Thursday, May 1, 2008

Raping the Dead: Volume 2

or: How to get blood stains off your ceiling. The ranting on remakes continues....

A Nightmare on Elm Street (2010?)

Downsides:
  • Freddy will be played by an up-and-coming pretty boy and his burn wounds will be replaced by cosmetic scars. Freddy will no longer be a murderous janitor and pedophile, but instead a misunderstood, and HOT, biology teacher whose classroom experiments go sadly awry; thus leaving him both vengeful and only slightly less hot.
  • Instead of Nancy being intelligent, forthright and brave, well... she'll still be played by a teenager, and a girl. Only this time that sexy librarian innocence will be entirely due to her awkward glasses and not her ability to have a valuable thought (see: Laurie Strode in Rob Zombie's Halloween).
  • The bits with Freddy emerging through the bedroom wall, Tina dragged in the body bag, and Johnny Depp as a geyser of blood, are some of those rare and supremely chilling images in horror cinema. This new version has a scene where a cat jumps out from, like, nowhere!
  • Johnny Depp cameos as a narcoleptic teacher who happens to divulge every useful detail of Freddy's backstory, right before he drifts off to sleep...


Upsides:
  • Wes Craven may get some due respect again. The last film in the Nightmare franchise (who's counting Freddy vs. Jason really) was the deliciously clever and undervalued Wes Craven's New Nightmare. It wasn't all that long ago really that Wes rode the Scream train to success, but hopefully he'll be able to get more of his original productions off the ground. Then again, for every Scream we have a Cursed.
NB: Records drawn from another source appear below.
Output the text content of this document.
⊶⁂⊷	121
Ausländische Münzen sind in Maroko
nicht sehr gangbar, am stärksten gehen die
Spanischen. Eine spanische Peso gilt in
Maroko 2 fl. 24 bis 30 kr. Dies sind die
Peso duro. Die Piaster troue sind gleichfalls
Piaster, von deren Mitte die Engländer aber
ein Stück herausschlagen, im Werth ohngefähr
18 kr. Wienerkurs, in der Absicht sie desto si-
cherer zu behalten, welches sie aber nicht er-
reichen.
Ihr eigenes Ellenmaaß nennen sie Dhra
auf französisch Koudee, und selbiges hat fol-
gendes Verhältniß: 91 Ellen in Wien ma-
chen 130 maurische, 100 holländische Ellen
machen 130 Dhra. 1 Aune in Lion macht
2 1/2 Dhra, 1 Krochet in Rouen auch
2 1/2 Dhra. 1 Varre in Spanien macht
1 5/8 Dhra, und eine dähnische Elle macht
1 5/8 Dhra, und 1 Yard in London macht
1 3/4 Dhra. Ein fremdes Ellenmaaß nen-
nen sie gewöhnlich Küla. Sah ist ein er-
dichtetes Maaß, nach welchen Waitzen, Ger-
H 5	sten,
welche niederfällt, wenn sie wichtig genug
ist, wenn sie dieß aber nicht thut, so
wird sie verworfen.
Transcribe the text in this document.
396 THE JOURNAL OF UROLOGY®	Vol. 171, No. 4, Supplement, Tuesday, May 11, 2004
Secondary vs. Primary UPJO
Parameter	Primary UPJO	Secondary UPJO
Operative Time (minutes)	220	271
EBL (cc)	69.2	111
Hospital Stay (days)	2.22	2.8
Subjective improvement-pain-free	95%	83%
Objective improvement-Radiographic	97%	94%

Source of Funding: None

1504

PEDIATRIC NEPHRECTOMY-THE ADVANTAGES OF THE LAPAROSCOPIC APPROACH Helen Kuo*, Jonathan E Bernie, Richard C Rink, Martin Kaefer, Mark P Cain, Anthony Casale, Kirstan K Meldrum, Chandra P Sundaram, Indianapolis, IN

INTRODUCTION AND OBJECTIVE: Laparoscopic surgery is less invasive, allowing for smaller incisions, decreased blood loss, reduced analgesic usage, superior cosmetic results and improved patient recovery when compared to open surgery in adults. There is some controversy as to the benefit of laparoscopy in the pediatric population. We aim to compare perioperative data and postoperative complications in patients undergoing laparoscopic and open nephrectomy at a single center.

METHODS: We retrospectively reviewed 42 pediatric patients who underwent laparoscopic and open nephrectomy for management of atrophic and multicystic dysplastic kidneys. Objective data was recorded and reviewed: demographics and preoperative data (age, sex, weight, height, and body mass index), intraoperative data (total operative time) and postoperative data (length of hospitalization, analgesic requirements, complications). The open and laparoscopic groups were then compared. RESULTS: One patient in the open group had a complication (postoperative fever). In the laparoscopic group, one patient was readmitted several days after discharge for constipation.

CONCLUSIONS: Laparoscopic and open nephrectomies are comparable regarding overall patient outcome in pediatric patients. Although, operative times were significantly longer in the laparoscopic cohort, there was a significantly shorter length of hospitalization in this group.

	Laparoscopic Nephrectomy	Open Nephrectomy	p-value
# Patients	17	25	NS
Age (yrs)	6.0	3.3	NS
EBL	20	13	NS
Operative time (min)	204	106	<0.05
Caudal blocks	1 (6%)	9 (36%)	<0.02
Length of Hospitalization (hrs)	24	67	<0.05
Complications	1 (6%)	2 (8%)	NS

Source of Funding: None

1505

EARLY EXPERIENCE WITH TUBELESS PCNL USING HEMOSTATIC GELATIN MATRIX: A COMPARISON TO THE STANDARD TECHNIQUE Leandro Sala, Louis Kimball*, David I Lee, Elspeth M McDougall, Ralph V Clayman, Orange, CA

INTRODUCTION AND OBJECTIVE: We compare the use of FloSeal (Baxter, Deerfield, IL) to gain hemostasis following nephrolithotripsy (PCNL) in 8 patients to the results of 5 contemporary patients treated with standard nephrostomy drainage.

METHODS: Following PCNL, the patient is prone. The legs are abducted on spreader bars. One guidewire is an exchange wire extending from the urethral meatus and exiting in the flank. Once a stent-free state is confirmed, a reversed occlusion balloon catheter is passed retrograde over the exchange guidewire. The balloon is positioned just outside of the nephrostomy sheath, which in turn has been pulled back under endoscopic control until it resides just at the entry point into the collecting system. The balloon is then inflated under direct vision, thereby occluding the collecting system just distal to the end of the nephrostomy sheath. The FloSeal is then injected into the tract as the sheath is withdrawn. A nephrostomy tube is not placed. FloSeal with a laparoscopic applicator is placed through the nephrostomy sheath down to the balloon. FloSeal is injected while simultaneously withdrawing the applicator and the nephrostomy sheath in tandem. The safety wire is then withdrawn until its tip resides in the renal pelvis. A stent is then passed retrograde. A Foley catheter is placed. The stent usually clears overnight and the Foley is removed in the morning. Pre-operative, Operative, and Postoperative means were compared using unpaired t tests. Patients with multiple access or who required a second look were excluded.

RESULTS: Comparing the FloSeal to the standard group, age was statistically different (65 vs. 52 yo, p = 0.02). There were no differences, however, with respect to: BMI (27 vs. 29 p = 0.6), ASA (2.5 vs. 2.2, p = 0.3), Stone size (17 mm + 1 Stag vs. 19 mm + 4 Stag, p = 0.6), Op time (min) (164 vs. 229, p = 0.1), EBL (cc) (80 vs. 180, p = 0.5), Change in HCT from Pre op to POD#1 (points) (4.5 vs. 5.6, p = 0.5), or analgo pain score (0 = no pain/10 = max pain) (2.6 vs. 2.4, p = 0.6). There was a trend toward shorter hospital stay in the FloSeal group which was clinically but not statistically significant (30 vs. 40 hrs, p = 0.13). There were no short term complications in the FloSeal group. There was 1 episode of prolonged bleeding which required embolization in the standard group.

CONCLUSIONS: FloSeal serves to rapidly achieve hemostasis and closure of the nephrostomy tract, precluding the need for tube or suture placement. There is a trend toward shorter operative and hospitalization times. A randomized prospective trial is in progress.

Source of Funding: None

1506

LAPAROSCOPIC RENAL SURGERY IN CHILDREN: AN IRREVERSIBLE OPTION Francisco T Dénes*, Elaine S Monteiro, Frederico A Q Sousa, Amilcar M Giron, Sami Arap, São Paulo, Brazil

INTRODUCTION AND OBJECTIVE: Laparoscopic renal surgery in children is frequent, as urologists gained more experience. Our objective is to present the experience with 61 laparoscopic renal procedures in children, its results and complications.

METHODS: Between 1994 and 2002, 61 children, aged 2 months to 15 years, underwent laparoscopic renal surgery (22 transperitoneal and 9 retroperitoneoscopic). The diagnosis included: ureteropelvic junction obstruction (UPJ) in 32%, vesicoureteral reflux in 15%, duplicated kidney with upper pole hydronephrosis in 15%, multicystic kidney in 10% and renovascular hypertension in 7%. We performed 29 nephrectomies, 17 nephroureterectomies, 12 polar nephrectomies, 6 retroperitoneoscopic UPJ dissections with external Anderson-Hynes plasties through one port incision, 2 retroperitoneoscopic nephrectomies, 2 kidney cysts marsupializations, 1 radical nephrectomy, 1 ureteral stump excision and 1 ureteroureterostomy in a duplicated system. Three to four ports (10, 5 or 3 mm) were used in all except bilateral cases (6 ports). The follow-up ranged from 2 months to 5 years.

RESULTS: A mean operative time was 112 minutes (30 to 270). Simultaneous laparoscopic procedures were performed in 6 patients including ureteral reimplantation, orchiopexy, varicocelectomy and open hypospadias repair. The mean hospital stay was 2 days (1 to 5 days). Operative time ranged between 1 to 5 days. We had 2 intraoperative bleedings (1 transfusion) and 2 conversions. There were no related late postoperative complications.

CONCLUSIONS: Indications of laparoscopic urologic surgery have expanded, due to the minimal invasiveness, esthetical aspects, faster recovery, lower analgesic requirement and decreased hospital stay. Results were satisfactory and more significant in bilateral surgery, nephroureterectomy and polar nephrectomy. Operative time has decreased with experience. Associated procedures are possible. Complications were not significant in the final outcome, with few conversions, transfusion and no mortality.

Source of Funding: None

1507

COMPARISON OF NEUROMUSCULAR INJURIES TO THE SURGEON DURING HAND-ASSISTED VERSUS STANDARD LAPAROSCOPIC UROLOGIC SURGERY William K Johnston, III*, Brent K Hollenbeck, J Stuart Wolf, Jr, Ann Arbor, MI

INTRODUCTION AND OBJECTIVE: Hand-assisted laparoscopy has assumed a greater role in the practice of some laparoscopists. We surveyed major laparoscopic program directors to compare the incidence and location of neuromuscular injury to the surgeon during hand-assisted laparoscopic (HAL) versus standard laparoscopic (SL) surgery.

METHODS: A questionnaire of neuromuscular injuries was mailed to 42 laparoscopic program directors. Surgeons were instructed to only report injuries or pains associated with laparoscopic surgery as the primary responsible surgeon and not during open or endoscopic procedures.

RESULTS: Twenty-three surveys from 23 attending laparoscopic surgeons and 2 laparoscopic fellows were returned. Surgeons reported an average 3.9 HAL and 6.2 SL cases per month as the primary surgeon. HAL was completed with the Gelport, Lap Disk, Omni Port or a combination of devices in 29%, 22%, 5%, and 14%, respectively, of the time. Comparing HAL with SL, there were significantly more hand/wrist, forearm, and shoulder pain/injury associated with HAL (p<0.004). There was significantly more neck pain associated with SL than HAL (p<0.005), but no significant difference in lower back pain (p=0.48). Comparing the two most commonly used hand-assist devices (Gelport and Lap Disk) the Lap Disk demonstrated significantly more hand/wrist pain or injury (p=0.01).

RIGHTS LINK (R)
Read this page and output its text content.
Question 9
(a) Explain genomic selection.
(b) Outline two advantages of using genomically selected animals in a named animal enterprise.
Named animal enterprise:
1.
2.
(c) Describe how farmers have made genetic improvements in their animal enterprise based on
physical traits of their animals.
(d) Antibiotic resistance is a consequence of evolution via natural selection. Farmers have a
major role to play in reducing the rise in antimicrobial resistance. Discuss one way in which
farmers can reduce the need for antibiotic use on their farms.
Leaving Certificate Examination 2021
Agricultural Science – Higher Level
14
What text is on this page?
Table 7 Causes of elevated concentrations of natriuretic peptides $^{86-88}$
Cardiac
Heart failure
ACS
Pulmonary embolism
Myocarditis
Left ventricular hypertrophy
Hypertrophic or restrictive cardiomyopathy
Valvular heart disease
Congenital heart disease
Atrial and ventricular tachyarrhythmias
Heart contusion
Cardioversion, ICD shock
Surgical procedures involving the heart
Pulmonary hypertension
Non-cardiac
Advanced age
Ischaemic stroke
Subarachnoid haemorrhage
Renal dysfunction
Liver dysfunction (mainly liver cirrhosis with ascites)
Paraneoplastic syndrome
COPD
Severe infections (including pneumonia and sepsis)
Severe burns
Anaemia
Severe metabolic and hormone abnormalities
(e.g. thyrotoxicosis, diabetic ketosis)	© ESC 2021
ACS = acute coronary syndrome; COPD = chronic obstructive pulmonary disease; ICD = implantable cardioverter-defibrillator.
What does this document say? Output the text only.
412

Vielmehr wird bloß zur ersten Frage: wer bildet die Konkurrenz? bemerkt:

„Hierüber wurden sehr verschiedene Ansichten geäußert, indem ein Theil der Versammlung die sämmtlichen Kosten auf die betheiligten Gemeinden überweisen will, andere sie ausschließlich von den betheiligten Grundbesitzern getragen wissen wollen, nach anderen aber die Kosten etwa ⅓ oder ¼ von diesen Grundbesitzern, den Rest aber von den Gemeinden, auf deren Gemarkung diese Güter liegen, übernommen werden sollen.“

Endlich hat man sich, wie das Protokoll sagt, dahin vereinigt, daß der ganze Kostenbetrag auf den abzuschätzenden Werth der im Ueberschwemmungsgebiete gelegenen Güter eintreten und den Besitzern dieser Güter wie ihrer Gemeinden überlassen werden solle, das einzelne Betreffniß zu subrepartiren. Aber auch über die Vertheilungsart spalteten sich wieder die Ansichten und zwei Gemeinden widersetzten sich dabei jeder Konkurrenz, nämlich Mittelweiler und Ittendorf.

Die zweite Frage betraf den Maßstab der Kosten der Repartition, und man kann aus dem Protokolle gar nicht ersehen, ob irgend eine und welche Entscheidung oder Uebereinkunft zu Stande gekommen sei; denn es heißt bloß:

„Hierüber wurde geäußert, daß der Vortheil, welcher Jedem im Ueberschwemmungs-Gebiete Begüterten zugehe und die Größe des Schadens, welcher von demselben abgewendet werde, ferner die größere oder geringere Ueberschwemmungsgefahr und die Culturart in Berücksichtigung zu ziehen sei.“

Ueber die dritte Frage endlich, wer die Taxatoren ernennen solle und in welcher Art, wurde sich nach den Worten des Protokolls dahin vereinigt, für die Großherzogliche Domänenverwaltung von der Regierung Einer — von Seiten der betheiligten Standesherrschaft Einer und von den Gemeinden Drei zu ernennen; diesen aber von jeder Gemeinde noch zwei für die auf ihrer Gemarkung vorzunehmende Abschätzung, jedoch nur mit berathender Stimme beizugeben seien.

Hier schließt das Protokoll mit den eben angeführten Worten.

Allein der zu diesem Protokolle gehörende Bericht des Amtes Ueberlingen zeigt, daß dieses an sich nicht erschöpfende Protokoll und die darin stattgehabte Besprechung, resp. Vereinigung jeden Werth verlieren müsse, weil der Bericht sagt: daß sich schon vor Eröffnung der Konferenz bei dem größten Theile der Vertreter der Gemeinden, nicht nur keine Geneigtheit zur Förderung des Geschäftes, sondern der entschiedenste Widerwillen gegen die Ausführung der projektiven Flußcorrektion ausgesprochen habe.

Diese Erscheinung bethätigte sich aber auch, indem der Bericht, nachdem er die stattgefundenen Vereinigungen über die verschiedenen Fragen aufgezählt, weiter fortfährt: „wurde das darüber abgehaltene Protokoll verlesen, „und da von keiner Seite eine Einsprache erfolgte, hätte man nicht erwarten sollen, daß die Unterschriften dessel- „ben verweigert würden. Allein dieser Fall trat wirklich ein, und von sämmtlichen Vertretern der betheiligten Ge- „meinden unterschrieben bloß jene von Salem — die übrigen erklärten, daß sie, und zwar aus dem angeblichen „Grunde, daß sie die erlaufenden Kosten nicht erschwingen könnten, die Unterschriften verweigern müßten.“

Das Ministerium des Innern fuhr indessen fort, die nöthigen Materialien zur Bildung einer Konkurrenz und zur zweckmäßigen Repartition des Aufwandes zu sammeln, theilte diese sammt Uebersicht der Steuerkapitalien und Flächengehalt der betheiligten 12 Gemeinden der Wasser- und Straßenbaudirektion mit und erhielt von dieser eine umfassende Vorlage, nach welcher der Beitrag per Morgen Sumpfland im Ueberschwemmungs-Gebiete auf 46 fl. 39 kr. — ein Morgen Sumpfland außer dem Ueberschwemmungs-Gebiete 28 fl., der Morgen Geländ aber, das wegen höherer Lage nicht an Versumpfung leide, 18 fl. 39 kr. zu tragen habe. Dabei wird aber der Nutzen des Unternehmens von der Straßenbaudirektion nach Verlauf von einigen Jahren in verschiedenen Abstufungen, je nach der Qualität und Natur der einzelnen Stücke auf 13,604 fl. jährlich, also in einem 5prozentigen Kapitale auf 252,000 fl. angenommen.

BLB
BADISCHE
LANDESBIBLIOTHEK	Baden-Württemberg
Yet who could live in a world without the admirably stupid Hills Have Eyes: Part II?
  • Technical effects have vastly improved since the original film's release. That could mean a lot for those elaborate and terrifying dream sequences. It could also mean no rubber Mom mannequins being pulled through six inch windows. On second thought, this should have gone under downsides.
  • The original ending kind of sucks. Not to the point that it derails any early strong points, but even Craven himself was dissatisfied. Things could change. This time I envision Nancy rescuing a child for some reason (remakes love to up the child quotient), battling Freddy with her newfound telekinetic abilities (remakes love to up the effects sequences), or being hauled off to a nut house, only to have the crazy wagon be driven by Freddy himself (remakes love to up the shitty and obvious).


I hope they keep:
  • Nancy's mom hiding liquor. EVERYWHERE.
  • Ambulance Assistant: We don't need a stretcher in there. We need a mop!
  • Rod: Hey, up yours with a twirling lawnmower!

Hellraiser (2009)

Downsides:
  • No tears please. Why waste good suffering when you can save it for the theatre?
  • One truly good Hellraiser film exists, another that you might be able to defend, and like eight others that you can turn past on the Sci-Fi Channel if you want to catch Doug Bradley looking bored. Also, are the studios back on the PG-13 target? That's pain and no pleasure.
  • A renewed success for the franchise could mean some fucking scary leather getups come Halloween.

Upsides:
  • Clive Barker's source story is just twisted enough on its own to guarantee some general weirdness. Puzzle boxes and bondage-clad lust demons are the makings for interesting films... excluding any of the other Hellraiser films of course.
  • Barker's 4,000 other projects currently in development hell might get the go ahead. How has he not been more prolific in film with such a grim, unforgettable debut and Candyman?

I hope they keep:
  • The Chatterer. My choice for the Cenobite I'd be most scared to meet in person, and that's a high credit.
  • Frank (bound and bloody): Je-sus wept... (followed by sinister laughter and ripping flesh)
  • Frank (to Kristy, while wearing her father's face): Come to daddy!
  • Homeless people are actually ancient winged demons. Who knew?